La genèse agit avec un antagonisme hautement ambivalent entre contingence nécessaire et nécessité contingente. À travers toutes ses couches elle se conserve, et cela commence comme hasard, comme indétermination, mais s'achève comme créativité, comme liberté. Et elle croît constamment, et elle naît comme nécessité, comme détermination, mais s'achève comme loi et ordre, comme direction, comme sens d'un développement possible. [3]
Les mers primordiales naissent par conséquent comme un système de distillation surdimensionné, chaud et obscur, parcouru d'énergie. La conséquence nécessaire en est la formation de liaisons organiques de plus en plus riches en énergie et leur accumulation dans le distillat. [4]
Ce monde est bien sûr une conséquence nécessaire de l'explosion originaire, mais seulement une parmi les milliards de conséquences possibles. Dieu joue aux dés, mais il observe aussi, comme nous le verrons maintes fois, les lois naissant de son jeu. [5]

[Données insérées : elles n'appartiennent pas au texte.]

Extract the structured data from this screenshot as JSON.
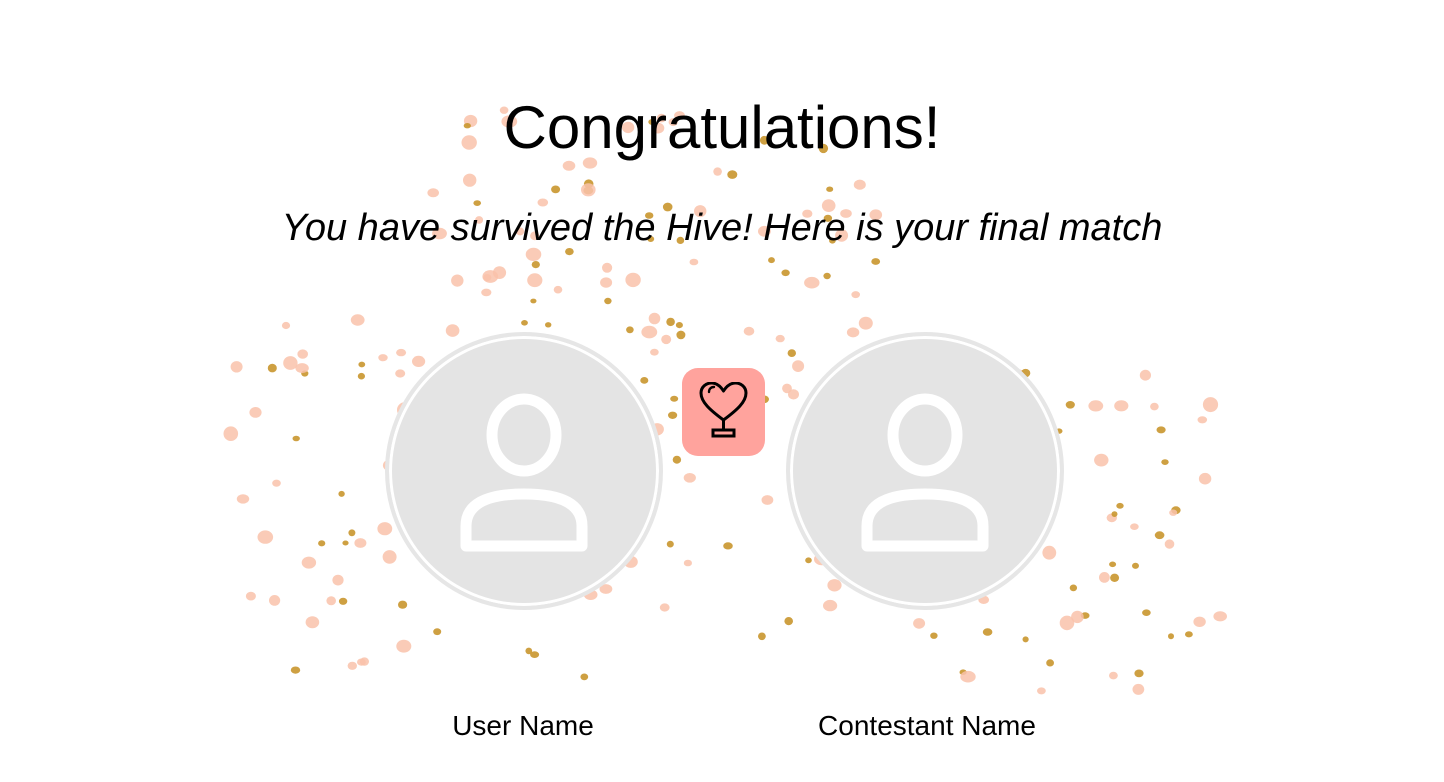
{
  "header": {
    "title": "Congratulations!",
    "subtitle": "You have survived the Hive! Here is your final match"
  },
  "match": {
    "user_name": "User Name",
    "contestant_name": "Contestant Name",
    "badge_icon": "heart-trophy-icon",
    "avatar_icon": "user-placeholder-icon"
  },
  "colors": {
    "badge_bg": "#ffa39d",
    "avatar_bg": "#e4e4e4",
    "confetti_pink": "#f9c2aa",
    "confetti_gold": "#c9962e"
  }
}
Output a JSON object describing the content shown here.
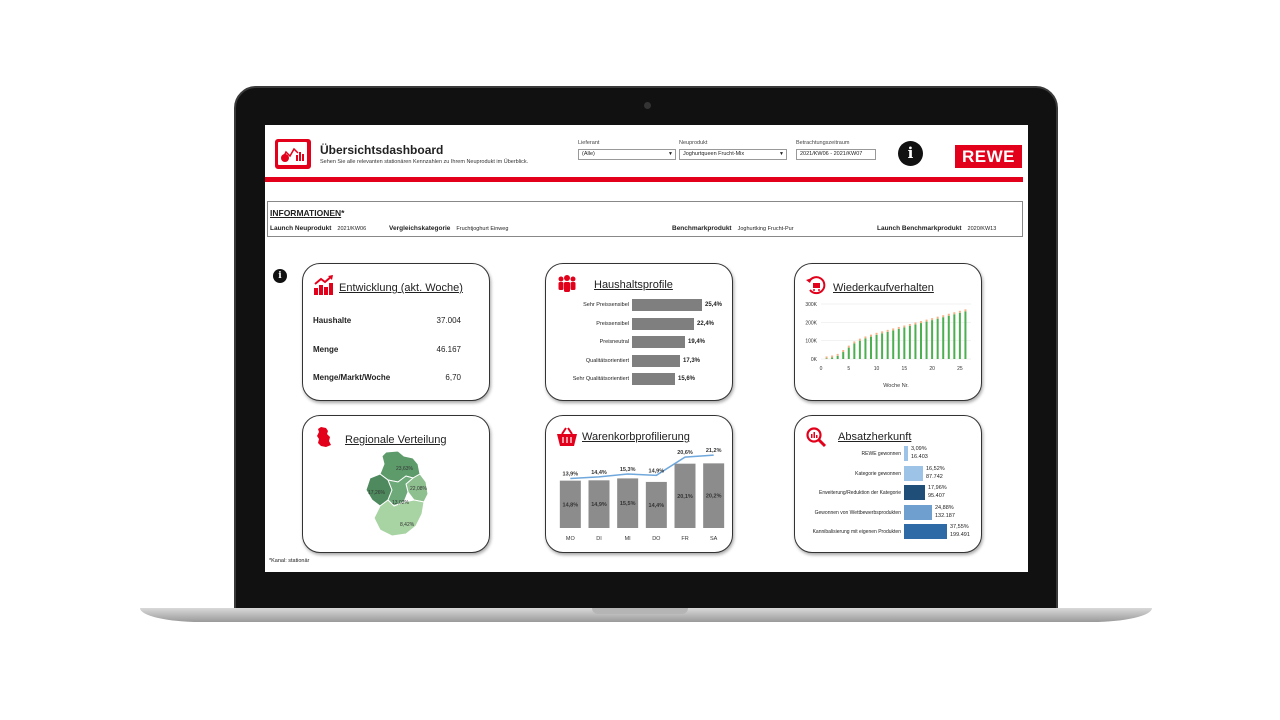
{
  "header": {
    "title": "Übersichtsdashboard",
    "subtitle": "Sehen Sie alle relevanten stationären Kennzahlen zu Ihrem Neuprodukt im Überblick.",
    "filters": [
      {
        "label": "Lieferant",
        "value": "(Alle)"
      },
      {
        "label": "Neuprodukt",
        "value": "Joghurtqueen Frucht-Mix"
      },
      {
        "label": "Betrachtungszeitraum",
        "value": "2021/KW06 - 2021/KW07"
      }
    ],
    "info_symbol": "i",
    "brand": "REWE"
  },
  "info": {
    "title": "INFORMATIONEN",
    "title_star": "*",
    "launch_label": "Launch Neuprodukt",
    "launch_value": "2021/KW06",
    "category_label": "Vergleichskategorie",
    "category_value": "Fruchtjoghurt Einweg",
    "benchmark_label": "Benchmarkprodukt",
    "benchmark_value": "Joghurtking Frucht-Pur",
    "benchmark_launch_label": "Launch Benchmarkprodukt",
    "benchmark_launch_value": "2020/KW13"
  },
  "info_symbol_small": "i",
  "cards": {
    "entwicklung": {
      "title": "Entwicklung (akt. Woche)",
      "rows": [
        {
          "label": "Haushalte",
          "value": "37.004"
        },
        {
          "label": "Menge",
          "value": "46.167"
        },
        {
          "label": "Menge/Markt/Woche",
          "value": "6,70"
        }
      ]
    },
    "haushaltsprofile": {
      "title": "Haushaltsprofile",
      "bars": [
        {
          "label": "Sehr Preissensibel",
          "value": 25.4,
          "text": "25,4%"
        },
        {
          "label": "Preissensibel",
          "value": 22.4,
          "text": "22,4%"
        },
        {
          "label": "Preisneutral",
          "value": 19.4,
          "text": "19,4%"
        },
        {
          "label": "Qualitätsorientiert",
          "value": 17.3,
          "text": "17,3%"
        },
        {
          "label": "Sehr Qualitätsorientiert",
          "value": 15.6,
          "text": "15,6%"
        }
      ]
    },
    "wiederkauf": {
      "title": "Wiederkaufverhalten",
      "xlabel": "Woche Nr.",
      "yticks": [
        "0K",
        "100K",
        "200K",
        "300K"
      ],
      "xticks": [
        "0",
        "5",
        "10",
        "15",
        "20",
        "25"
      ]
    },
    "regional": {
      "title": "Regionale Verteilung",
      "labels": [
        "23,63%",
        "17,26%",
        "22,08%",
        "13,02%",
        "8,42%"
      ]
    },
    "warenkorb": {
      "title": "Warenkorbprofilierung",
      "days": [
        "MO",
        "DI",
        "MI",
        "DO",
        "FR",
        "SA"
      ],
      "line_text": [
        "13,9%",
        "14,4%",
        "15,3%",
        "14,9%",
        "20,6%",
        "21,2%"
      ],
      "bar_text": [
        "14,8%",
        "14,9%",
        "15,5%",
        "14,4%",
        "20,1%",
        "20,2%"
      ]
    },
    "absatz": {
      "title": "Absatzherkunft",
      "bars": [
        {
          "label": "REWE gewonnen",
          "pct": "3,09%",
          "abs": "16.403",
          "value": 3.09,
          "color": "#9dc3e6"
        },
        {
          "label": "Kategorie gewonnen",
          "pct": "16,52%",
          "abs": "87.742",
          "value": 16.52,
          "color": "#9dc3e6"
        },
        {
          "label": "Erweiterung/Reduktion der Kategorie",
          "pct": "17,96%",
          "abs": "95.407",
          "value": 17.96,
          "color": "#1f4e79"
        },
        {
          "label": "Gewonnen von Wettbewerbsprodukten",
          "pct": "24,88%",
          "abs": "132.187",
          "value": 24.88,
          "color": "#6f9fcf"
        },
        {
          "label": "Kannibalisierung mit eigenen Produkten",
          "pct": "37,55%",
          "abs": "199.491",
          "value": 37.55,
          "color": "#2e6aa5"
        }
      ]
    }
  },
  "footnote": "*Kanal: stationär",
  "chart_data": [
    {
      "type": "bar",
      "title": "Haushaltsprofile",
      "categories": [
        "Sehr Preissensibel",
        "Preissensibel",
        "Preisneutral",
        "Qualitätsorientiert",
        "Sehr Qualitätsorientiert"
      ],
      "values": [
        25.4,
        22.4,
        19.4,
        17.3,
        15.6
      ]
    },
    {
      "type": "bar",
      "title": "Wiederkaufverhalten",
      "xlabel": "Woche Nr.",
      "ylim": [
        0,
        300000
      ],
      "x": [
        1,
        2,
        3,
        4,
        5,
        6,
        7,
        8,
        9,
        10,
        11,
        12,
        13,
        14,
        15,
        16,
        17,
        18,
        19,
        20,
        21,
        22,
        23,
        24,
        25,
        26
      ],
      "values": [
        3000,
        8000,
        17000,
        38000,
        62000,
        85000,
        100000,
        112000,
        122000,
        132000,
        140000,
        148000,
        156000,
        164000,
        172000,
        180000,
        188000,
        196000,
        204000,
        212000,
        220000,
        228000,
        236000,
        244000,
        252000,
        260000
      ]
    },
    {
      "type": "bar",
      "title": "Warenkorbprofilierung",
      "categories": [
        "MO",
        "DI",
        "MI",
        "DO",
        "FR",
        "SA"
      ],
      "series": [
        {
          "values": [
            14.8,
            14.9,
            15.5,
            14.4,
            20.1,
            20.2
          ]
        },
        {
          "values": [
            13.9,
            14.4,
            15.3,
            14.9,
            20.6,
            21.2
          ]
        }
      ]
    },
    {
      "type": "bar",
      "title": "Absatzherkunft",
      "categories": [
        "REWE gewonnen",
        "Kategorie gewonnen",
        "Erweiterung/Reduktion der Kategorie",
        "Gewonnen von Wettbewerbsprodukten",
        "Kannibalisierung mit eigenen Produkten"
      ],
      "values": [
        3.09,
        16.52,
        17.96,
        24.88,
        37.55
      ]
    }
  ]
}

L'harmonie du monde n'est pas une fiction, mais elle n'est pas non plus préétablie. Elle est post-établie, c'est une conséquence de ses systèmes en croissance. Son sens, là où il s'établit, est une conséquence des couches de ses conditionnements de formes.
C'est la loi de l'entropie, la deuxième loi fondamentale de la thermodynamique. Elle affirme que tout ce qui consiste en matière doit passer de l'ordre au désordre, ou bien – ce qui est la même chose – que toute production d'ordre à l'intérieur d'un système doit être payée par la production et la mobilisation d'une grande quantité de désordre.

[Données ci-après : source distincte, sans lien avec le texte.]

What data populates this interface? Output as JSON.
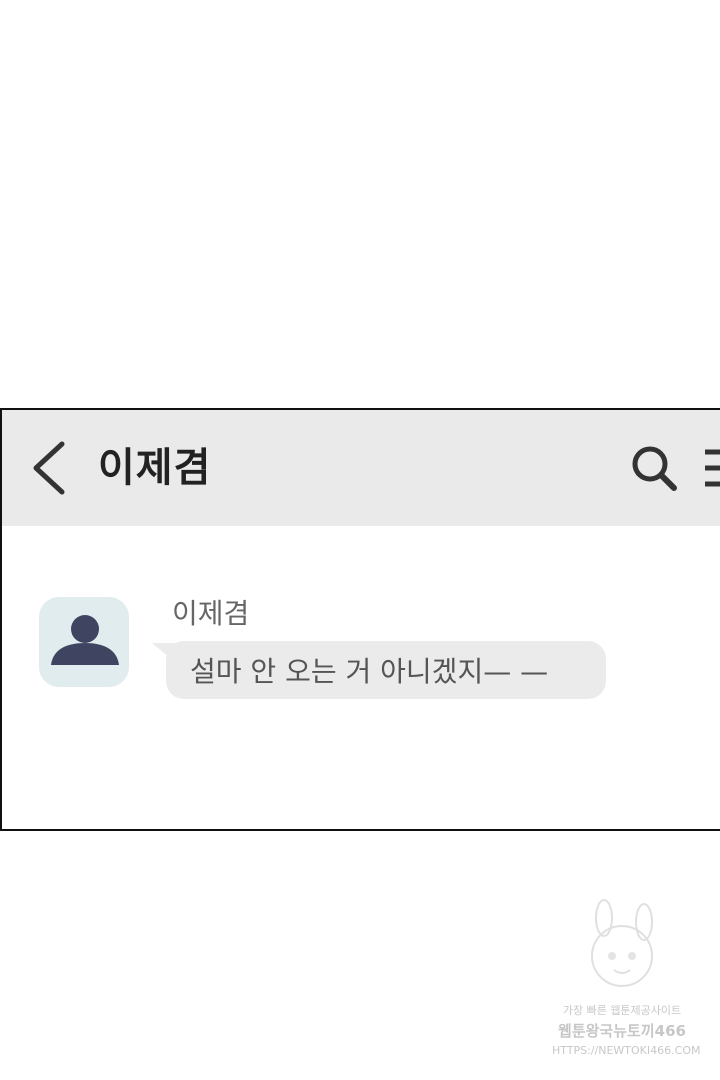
{
  "header": {
    "title": "이제겸",
    "back_icon": "chevron-left-icon",
    "search_icon": "search-icon",
    "menu_icon": "menu-icon",
    "background": "#eaeaea"
  },
  "message": {
    "sender": "이제겸",
    "text": "설마 안 오는 거 아니겠지— —",
    "avatar_icon": "person-icon",
    "avatar_bg": "#e1ecef",
    "avatar_fg": "#3f4560",
    "bubble_bg": "#ebebeb"
  },
  "watermark": {
    "line1": "가장 빠른 웹툰제공사이트",
    "line2": "웹툰왕국뉴토끼466",
    "line3": "HTTPS://NEWTOKI466.COM"
  }
}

Toute production d'ordre à l'intérieur de notre segment de vie, voire toute offrande de vie créative n'existerait en dernière analyse que pour quitter à nouveau, dégradée à l'état de molécules, d'atomes et, enfin, d'ondes longues cette planète durant le contre-rayonnement nocturne, pour réchauffer – en favorisant une sorte de mort de la chaleur – des particules inconnues de poussière intergalactique en leur conférant un mouvement chaotique minimalement accru : « ...jusqu'à ce que tu reviennes à la poussière dont tu es fait. »
Le fait de réduire le monde à un rapport de plus en plus simple de causes nous permet bien sûr de pouvoir le penser de plus en plus aisément, mais nous empêche en revanche de voir l'ensemble de ses systèmes. Cela a déjà été montré par Paul Weiss. Le monde se scinde en homme et nature, nature et culture, corps et âme, Dieu et monde.
Quelque soit le réel que contiennent les gigantesques bibliothèques des sciences, il n'est toujours que prévision vérifiable, que description de la loi et de l'ordre.
Si ce cosmos était un système fermé, on se demanderait tout de suite où, dans le tourbillon des brouillards primordiaux, l'ordre aurait bien pu se cacher, de manière qu'il ait pu créer dans ce monde, tout en continuant à se dégrader depuis des milliards d'années, un ordre qui nous reste toujours insaisissable. [10]
L'ordre ne peut être payé que par de l'ordre et, comme nous le verrons, l'élévation à un ordre supérieur ne peut être payé que par la dégradation à un ordre inférieur. Cela se confirmera jusqu'aux plus hautes formes connues de l'ordre, jusqu'à la création des mammifères, du coup de poing paléolithique et du gothique. [11]
L'ordre, c'est loi multipliée par application. C'est simple, mais ce n'est pas facile à comprendre. [12]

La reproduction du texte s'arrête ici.